Over the following three weeks, Sophia had clinically improved and the majority of her symptoms resolved.  However, the profound fatigue which she had experienced in the past, exacerbated by COVID-19, persisted.  Hopefully, with the addition of mitochondrial support, she will continue to progress to her baseline.  The looming question of long covid comes to mind and hopefully Sophia will not have to add this disorder to her list of chronic diseases she is managing at 16 years old. 

References

  1. Nadelman, Wormser. Reinfection in Patients with Lyme Disease; Clinical Infectious Diseases. October 2007; 45 (8): 1032–1038.
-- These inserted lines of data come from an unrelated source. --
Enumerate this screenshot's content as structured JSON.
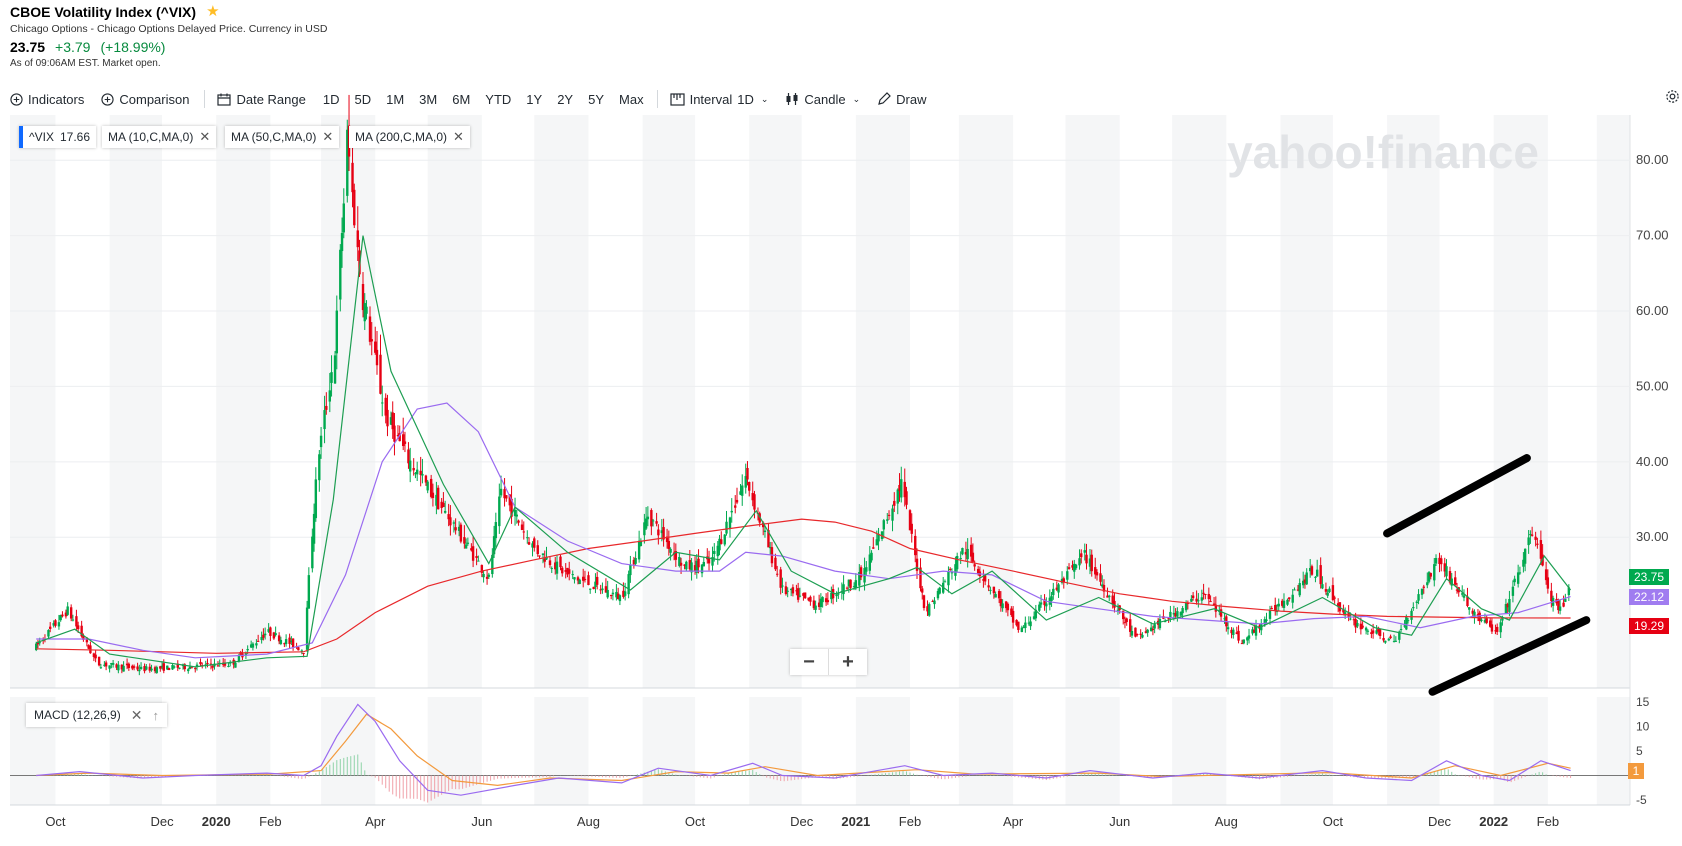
{
  "header": {
    "title": "CBOE Volatility Index (^VIX)",
    "exchange": "Chicago Options - Chicago Options Delayed Price. Currency in USD",
    "price": "23.75",
    "change": "+3.79",
    "change_pct": "(+18.99%)",
    "as_of": "As of 09:06AM EST. Market open."
  },
  "toolbar": {
    "indicators": "Indicators",
    "comparison": "Comparison",
    "date_range": "Date Range",
    "ranges": [
      "1D",
      "5D",
      "1M",
      "3M",
      "6M",
      "YTD",
      "1Y",
      "2Y",
      "5Y",
      "Max"
    ],
    "interval_label": "Interval",
    "interval_value": "1D",
    "chart_type": "Candle",
    "draw": "Draw"
  },
  "legend": {
    "symbol": "^VIX",
    "last": "17.66",
    "ma10": "MA (10,C,MA,0)",
    "ma50": "MA (50,C,MA,0)",
    "ma200": "MA (200,C,MA,0)"
  },
  "watermark": "yahoo!finance",
  "zoom": {
    "minus": "−",
    "plus": "+"
  },
  "price_labels": {
    "last": "23.75",
    "ma50": "22.12",
    "ma200": "19.29",
    "macd": "1"
  },
  "macd_panel": {
    "label": "MACD (12,26,9)"
  },
  "colors": {
    "up": "#00a94f",
    "down": "#e60013",
    "ma10": "#1d9e52",
    "ma50": "#9a6bf0",
    "ma200": "#e8282b",
    "macd_line": "#9a6bf0",
    "signal_line": "#f39a3d",
    "accent": "#0f69ff"
  },
  "chart_data": [
    {
      "type": "candlestick",
      "symbol": "^VIX",
      "ylim": [
        10,
        86
      ],
      "y_ticks": [
        30,
        40,
        50,
        60,
        70,
        80
      ],
      "x_tick_labels": [
        "Oct",
        "Dec",
        "2020",
        "Feb",
        "Apr",
        "Jun",
        "Aug",
        "Oct",
        "Dec",
        "2021",
        "Feb",
        "Apr",
        "Jun",
        "Aug",
        "Oct",
        "Dec",
        "2022",
        "Feb"
      ],
      "x_tick_dates": [
        "2019-10-01",
        "2019-12-01",
        "2020-01-01",
        "2020-02-01",
        "2020-04-01",
        "2020-06-01",
        "2020-08-01",
        "2020-10-01",
        "2020-12-01",
        "2021-01-01",
        "2021-02-01",
        "2021-04-01",
        "2021-06-01",
        "2021-08-01",
        "2021-10-01",
        "2021-12-01",
        "2022-01-01",
        "2022-02-01"
      ],
      "close_series": [
        [
          "2019-09-20",
          15.5
        ],
        [
          "2019-10-08",
          20.3
        ],
        [
          "2019-10-25",
          13.2
        ],
        [
          "2019-11-20",
          12.5
        ],
        [
          "2019-12-15",
          12.8
        ],
        [
          "2020-01-10",
          13.2
        ],
        [
          "2020-01-30",
          17.5
        ],
        [
          "2020-02-20",
          15.0
        ],
        [
          "2020-02-28",
          40.0
        ],
        [
          "2020-03-09",
          55.0
        ],
        [
          "2020-03-16",
          82.7
        ],
        [
          "2020-03-24",
          63.0
        ],
        [
          "2020-04-07",
          46.0
        ],
        [
          "2020-04-21",
          40.0
        ],
        [
          "2020-05-15",
          31.9
        ],
        [
          "2020-06-05",
          24.5
        ],
        [
          "2020-06-12",
          36.1
        ],
        [
          "2020-07-01",
          28.5
        ],
        [
          "2020-07-20",
          25.0
        ],
        [
          "2020-08-20",
          22.0
        ],
        [
          "2020-09-04",
          33.0
        ],
        [
          "2020-09-25",
          26.0
        ],
        [
          "2020-10-10",
          26.5
        ],
        [
          "2020-10-30",
          38.0
        ],
        [
          "2020-11-20",
          23.0
        ],
        [
          "2020-12-10",
          21.0
        ],
        [
          "2021-01-05",
          25.0
        ],
        [
          "2021-01-27",
          37.2
        ],
        [
          "2021-02-10",
          20.0
        ],
        [
          "2021-03-04",
          28.5
        ],
        [
          "2021-04-05",
          17.5
        ],
        [
          "2021-05-12",
          27.6
        ],
        [
          "2021-06-10",
          16.5
        ],
        [
          "2021-07-19",
          22.5
        ],
        [
          "2021-08-10",
          16.0
        ],
        [
          "2021-09-20",
          25.7
        ],
        [
          "2021-10-10",
          19.0
        ],
        [
          "2021-11-05",
          16.0
        ],
        [
          "2021-11-30",
          27.2
        ],
        [
          "2021-12-20",
          20.0
        ],
        [
          "2022-01-03",
          17.2
        ],
        [
          "2022-01-24",
          31.2
        ],
        [
          "2022-02-02",
          22.0
        ],
        [
          "2022-02-09",
          19.96
        ],
        [
          "2022-02-14",
          23.75
        ]
      ],
      "ma10_series": [
        [
          "2019-09-20",
          16.0
        ],
        [
          "2019-10-12",
          17.8
        ],
        [
          "2019-11-01",
          14.5
        ],
        [
          "2019-12-20",
          12.8
        ],
        [
          "2020-01-30",
          14.0
        ],
        [
          "2020-02-22",
          14.2
        ],
        [
          "2020-03-08",
          35.0
        ],
        [
          "2020-03-25",
          70.0
        ],
        [
          "2020-04-10",
          52.0
        ],
        [
          "2020-05-10",
          37.0
        ],
        [
          "2020-06-05",
          26.5
        ],
        [
          "2020-06-20",
          34.0
        ],
        [
          "2020-07-20",
          28.0
        ],
        [
          "2020-08-25",
          23.0
        ],
        [
          "2020-09-20",
          28.0
        ],
        [
          "2020-10-15",
          27.0
        ],
        [
          "2020-11-05",
          33.5
        ],
        [
          "2020-11-25",
          25.5
        ],
        [
          "2020-12-20",
          22.5
        ],
        [
          "2021-01-20",
          24.5
        ],
        [
          "2021-02-05",
          26.0
        ],
        [
          "2021-02-25",
          22.5
        ],
        [
          "2021-03-20",
          25.5
        ],
        [
          "2021-04-20",
          19.0
        ],
        [
          "2021-05-20",
          22.0
        ],
        [
          "2021-06-20",
          18.5
        ],
        [
          "2021-07-25",
          20.5
        ],
        [
          "2021-08-20",
          18.0
        ],
        [
          "2021-09-25",
          22.0
        ],
        [
          "2021-10-25",
          18.0
        ],
        [
          "2021-11-15",
          17.0
        ],
        [
          "2021-12-05",
          24.5
        ],
        [
          "2021-12-25",
          20.5
        ],
        [
          "2022-01-10",
          19.0
        ],
        [
          "2022-01-30",
          27.5
        ],
        [
          "2022-02-14",
          23.0
        ]
      ],
      "ma50_series": [
        [
          "2019-09-20",
          16.5
        ],
        [
          "2019-10-20",
          16.5
        ],
        [
          "2019-11-20",
          15.0
        ],
        [
          "2019-12-20",
          14.0
        ],
        [
          "2020-01-30",
          14.5
        ],
        [
          "2020-02-25",
          16.0
        ],
        [
          "2020-03-15",
          25.0
        ],
        [
          "2020-04-05",
          40.0
        ],
        [
          "2020-04-25",
          47.0
        ],
        [
          "2020-05-12",
          47.8
        ],
        [
          "2020-05-30",
          44.0
        ],
        [
          "2020-06-20",
          34.0
        ],
        [
          "2020-07-20",
          29.5
        ],
        [
          "2020-08-20",
          26.5
        ],
        [
          "2020-09-20",
          25.5
        ],
        [
          "2020-10-15",
          25.5
        ],
        [
          "2020-10-30",
          28.0
        ],
        [
          "2020-11-20",
          27.5
        ],
        [
          "2020-12-20",
          25.5
        ],
        [
          "2021-01-20",
          24.5
        ],
        [
          "2021-02-20",
          25.5
        ],
        [
          "2021-03-20",
          25.0
        ],
        [
          "2021-04-20",
          21.5
        ],
        [
          "2021-05-20",
          20.5
        ],
        [
          "2021-06-20",
          19.5
        ],
        [
          "2021-07-20",
          19.0
        ],
        [
          "2021-08-20",
          18.5
        ],
        [
          "2021-09-20",
          19.2
        ],
        [
          "2021-10-20",
          19.5
        ],
        [
          "2021-11-20",
          18.0
        ],
        [
          "2021-12-20",
          19.5
        ],
        [
          "2022-01-15",
          20.0
        ],
        [
          "2022-02-14",
          22.12
        ]
      ],
      "ma200_series": [
        [
          "2019-09-20",
          15.2
        ],
        [
          "2019-11-01",
          15.0
        ],
        [
          "2020-01-01",
          14.6
        ],
        [
          "2020-02-20",
          14.8
        ],
        [
          "2020-03-10",
          16.5
        ],
        [
          "2020-04-01",
          20.0
        ],
        [
          "2020-05-01",
          23.5
        ],
        [
          "2020-06-01",
          25.5
        ],
        [
          "2020-07-01",
          27.0
        ],
        [
          "2020-08-01",
          28.5
        ],
        [
          "2020-09-01",
          29.5
        ],
        [
          "2020-10-01",
          30.5
        ],
        [
          "2020-11-01",
          31.5
        ],
        [
          "2020-12-01",
          32.4
        ],
        [
          "2020-12-20",
          32.0
        ],
        [
          "2021-01-10",
          30.8
        ],
        [
          "2021-02-01",
          28.5
        ],
        [
          "2021-03-01",
          27.0
        ],
        [
          "2021-04-01",
          25.5
        ],
        [
          "2021-05-01",
          24.0
        ],
        [
          "2021-06-01",
          22.5
        ],
        [
          "2021-07-01",
          21.5
        ],
        [
          "2021-08-01",
          20.8
        ],
        [
          "2021-09-01",
          20.2
        ],
        [
          "2021-10-01",
          19.8
        ],
        [
          "2021-11-01",
          19.5
        ],
        [
          "2021-12-01",
          19.4
        ],
        [
          "2022-01-01",
          19.3
        ],
        [
          "2022-02-14",
          19.29
        ]
      ],
      "annotations": [
        {
          "type": "drawn-line",
          "from": [
            "2021-11-01",
            30.5
          ],
          "to": [
            "2022-01-20",
            40.5
          ]
        },
        {
          "type": "drawn-line",
          "from": [
            "2021-11-27",
            9.5
          ],
          "to": [
            "2022-02-23",
            19.0
          ]
        }
      ]
    },
    {
      "type": "line",
      "name": "MACD (12,26,9)",
      "ylim": [
        -6,
        16
      ],
      "y_ticks": [
        -5,
        5,
        10,
        15
      ],
      "macd_series": [
        [
          "2019-09-20",
          0
        ],
        [
          "2019-10-15",
          0.8
        ],
        [
          "2019-11-20",
          -0.5
        ],
        [
          "2019-12-20",
          0
        ],
        [
          "2020-01-30",
          0.5
        ],
        [
          "2020-02-20",
          0
        ],
        [
          "2020-03-01",
          2
        ],
        [
          "2020-03-10",
          8
        ],
        [
          "2020-03-22",
          14.5
        ],
        [
          "2020-04-01",
          11
        ],
        [
          "2020-04-15",
          3
        ],
        [
          "2020-05-01",
          -3
        ],
        [
          "2020-05-20",
          -4
        ],
        [
          "2020-06-20",
          -2
        ],
        [
          "2020-07-15",
          -0.5
        ],
        [
          "2020-08-20",
          -1.5
        ],
        [
          "2020-09-10",
          1.5
        ],
        [
          "2020-10-10",
          0
        ],
        [
          "2020-11-03",
          2.5
        ],
        [
          "2020-11-20",
          0
        ],
        [
          "2020-12-20",
          -0.5
        ],
        [
          "2021-01-29",
          2
        ],
        [
          "2021-02-20",
          0
        ],
        [
          "2021-03-20",
          0.5
        ],
        [
          "2021-04-20",
          -0.5
        ],
        [
          "2021-05-15",
          1
        ],
        [
          "2021-06-20",
          -0.5
        ],
        [
          "2021-07-20",
          0.5
        ],
        [
          "2021-08-20",
          -0.5
        ],
        [
          "2021-09-25",
          1
        ],
        [
          "2021-10-20",
          -0.5
        ],
        [
          "2021-11-15",
          -1
        ],
        [
          "2021-12-05",
          3
        ],
        [
          "2021-12-25",
          0
        ],
        [
          "2022-01-10",
          -1
        ],
        [
          "2022-01-28",
          3
        ],
        [
          "2022-02-14",
          1
        ]
      ],
      "signal_series": [
        [
          "2019-09-20",
          0
        ],
        [
          "2019-10-20",
          0.5
        ],
        [
          "2019-12-01",
          0
        ],
        [
          "2020-02-01",
          0.3
        ],
        [
          "2020-03-01",
          1
        ],
        [
          "2020-03-15",
          7
        ],
        [
          "2020-03-27",
          12.5
        ],
        [
          "2020-04-10",
          9.5
        ],
        [
          "2020-04-25",
          4
        ],
        [
          "2020-05-15",
          -1
        ],
        [
          "2020-06-10",
          -2
        ],
        [
          "2020-07-10",
          -0.5
        ],
        [
          "2020-08-20",
          -1
        ],
        [
          "2020-09-20",
          0.8
        ],
        [
          "2020-10-20",
          0.5
        ],
        [
          "2020-11-10",
          1.8
        ],
        [
          "2020-12-10",
          0
        ],
        [
          "2021-02-05",
          1.2
        ],
        [
          "2021-03-10",
          0.3
        ],
        [
          "2021-05-20",
          0.5
        ],
        [
          "2021-06-25",
          -0.2
        ],
        [
          "2021-09-28",
          0.6
        ],
        [
          "2021-11-15",
          -0.5
        ],
        [
          "2021-12-10",
          2
        ],
        [
          "2022-01-05",
          0
        ],
        [
          "2022-02-01",
          2.5
        ],
        [
          "2022-02-14",
          1.5
        ]
      ]
    }
  ]
}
  2. https://portal.ct.gov/-/media/CAES/DOCUMENTS/Publications/Bulletins/b1010pdf.pdf
  3. Nadelman, R. Erythema migrans; Infect Dis Clin North Am; 2015 Jun;29(2):211-39.                    
  4. Karvonen, K, Gilbert, L. Effective killing of Borrelia burgdorferi in vitro with novel herbal compounds; Gen Med Open, 2018; 2(6): 1-4.
  5. https://online.epocrates.com/drugs/20302/doxycycline/Peds-Dosing
  6. Poyhonen H, et al. Dental staining after doxycycline use in children; J Antimicrob Chemother; 2017 Oct 1;72(10):2887-2890.
  7. Heidary, F., Gharebaghi, R., Ivermectin: A systematic review from antiviral effects to COVID-19 complemental regimen; J Antibiot (Tokyo); 2020 Sep;73(9):593-602.                                                
  8. Freund-Brown J, et al. Strategies to Enhance NK Cell Function for the Treatment of Tumors and Infections; Crit Rev Immunol. 2018;38(2):105-130.